Pour en finir avec les barrières commerciales entre provinces

Au Canada, il est plus facile de faire du commerce avec des entreprises situées dans d'autres pays que des commerces situés dans d'autres provinces. Alors qu'un accord de libre-échange entre le Canada et l'Europe devrait bientôt être ratifié, il n'y a toujours pas de véritable libre-échange entre les provinces canadiennes. C'est une situation bien paradoxale, qui coûte chaque année une fortune aux consommateurs, soit entre 5 et 13 milliards de dollars.

Ces barrières au commerce interprovincial sont dues à des interdictions explicites, mais aussi à de simples différences entre les lois et règlements d'une province canadienne à l'autre, qui freinent le commerce. Il subsiste des différences quant au transport des marchandises, à la vente d'alcool, aux politiques agricoles, aux autorisations nécessaires pour exercer certains métiers, à l'enregistrement des entreprises et à l'accès aux marchés de capitaux.

Le Sénat, qui prône l'abolition de ces barrières, a récemment dressé une liste des « dix barrières intérieures les plus absurdes ». L'une d'elle: en Colombie-Britannique, certains types de camions ne peuvent être conduits que la nuit, mais uniquement le jour dans la province voisine de l'Alberta…

Un verdict rendu en mai par une cour du Nouveau-Brunswick sur le commerce de l'alcool entre les provinces suscite toutefois de l'espoir. Il remet en question le contrôle des monopoles étatiques provinciaux, comme la SAQ au Québec. Ce jugement déclare qu'une province n'a pas le droit d'interdire à ses citoyens de rapporter ou de faire venir un bien acheté dans une autre province. Par exemple, la SAQ ne pourrait pas empêcher les Québécois de commander sur internet de l'alcool en provenance d'autres provinces. On peut espérer que cela ajoutera une pression supplémentaire sur les provinces pour qu'elles fassent tomber les barrières au commerce entre elles.

Les obstacles artificiels entre les provinces ralentissent les investissements des entreprises et coûtent des milliards de dollars aux consommateurs chaque année. Une étude récente publiée dans le Canadian Journal of Economics chiffre les gains de productivité possible à 100 milliards $, soit l'équivalent de 2700 $ par Canadien.

Les barrières au commerce intérieur réduisent les opportunités d'affaires et la création d'emplois pour de nombreuses entreprises et coûtent à l'économie canadienne jusqu'à 7 % de son PIB chaque année.

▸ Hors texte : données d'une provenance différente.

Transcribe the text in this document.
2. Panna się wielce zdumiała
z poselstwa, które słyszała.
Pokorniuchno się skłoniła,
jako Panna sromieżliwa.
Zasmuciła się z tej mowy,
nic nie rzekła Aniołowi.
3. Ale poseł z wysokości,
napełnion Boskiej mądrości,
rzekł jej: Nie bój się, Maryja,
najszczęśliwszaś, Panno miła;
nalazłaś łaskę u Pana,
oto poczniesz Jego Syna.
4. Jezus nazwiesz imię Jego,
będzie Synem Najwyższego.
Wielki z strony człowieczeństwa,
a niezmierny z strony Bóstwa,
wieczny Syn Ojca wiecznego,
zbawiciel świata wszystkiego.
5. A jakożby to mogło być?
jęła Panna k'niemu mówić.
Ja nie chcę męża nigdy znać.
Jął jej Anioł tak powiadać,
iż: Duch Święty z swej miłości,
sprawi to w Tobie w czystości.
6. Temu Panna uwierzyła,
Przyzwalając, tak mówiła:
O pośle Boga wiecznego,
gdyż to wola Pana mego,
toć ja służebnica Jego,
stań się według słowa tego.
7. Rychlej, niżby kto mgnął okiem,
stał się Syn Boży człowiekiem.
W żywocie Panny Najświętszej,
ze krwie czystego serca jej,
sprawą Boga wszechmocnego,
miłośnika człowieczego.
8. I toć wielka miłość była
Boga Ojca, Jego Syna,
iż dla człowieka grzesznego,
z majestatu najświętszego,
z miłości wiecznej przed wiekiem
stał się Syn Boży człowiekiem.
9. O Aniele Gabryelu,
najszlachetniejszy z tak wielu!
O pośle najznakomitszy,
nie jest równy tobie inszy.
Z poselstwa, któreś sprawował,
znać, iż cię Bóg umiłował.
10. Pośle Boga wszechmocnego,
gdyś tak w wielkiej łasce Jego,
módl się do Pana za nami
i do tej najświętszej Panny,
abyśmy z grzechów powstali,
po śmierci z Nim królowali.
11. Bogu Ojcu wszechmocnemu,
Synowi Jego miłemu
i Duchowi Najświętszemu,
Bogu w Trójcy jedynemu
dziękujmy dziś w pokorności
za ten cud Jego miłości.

L'accord sur le commerce intérieur qui est aujourd'hui en vigueur a été signé il y a un peu plus de 20 ans. Il n'a que peu contribué à libéraliser le commerce entre les provinces. Pourtant, sur la même période, le Canada a réussi à faire entrer en vigueur pas moins de 10 accords de libre-échange avec d'autres pays et conclure des accords en voie d'être ratifiés avec trois autres pays.

En 2014, les premiers ministres des provinces canadiennes se sont engagés à renégocier cet accord sur le commerce interprovincial. Mais cette nouvelle entente, qui devait voir le jour fin mars, se fait toujours attendre. Le Sénat demande maintenant au Parlement de légiférer avant le 150e anniversaire de la Confédération, en 2017. C'est un délai extrêmement long compte tenu des avantages d'une libéralisation du commerce intérieur.

Plusieurs barrières au sein même du Canada subsistent et empêchent l'économie canadienne d'atteindre son plein potentiel, tout en nuisant aux consommateurs. Dans ce contexte, il est impératif de libéraliser le commerce interprovincial. En ces temps de déficits et de plans de relance, rappelons qu'une telle mesure pourrait stimuler l'économie sans que cela coûte quoi que ce soit au gouvernement fédéral.

Mathieu Bédard est économiste à l'Institut économique de Montréal. Il signe ce texte à titre personnel.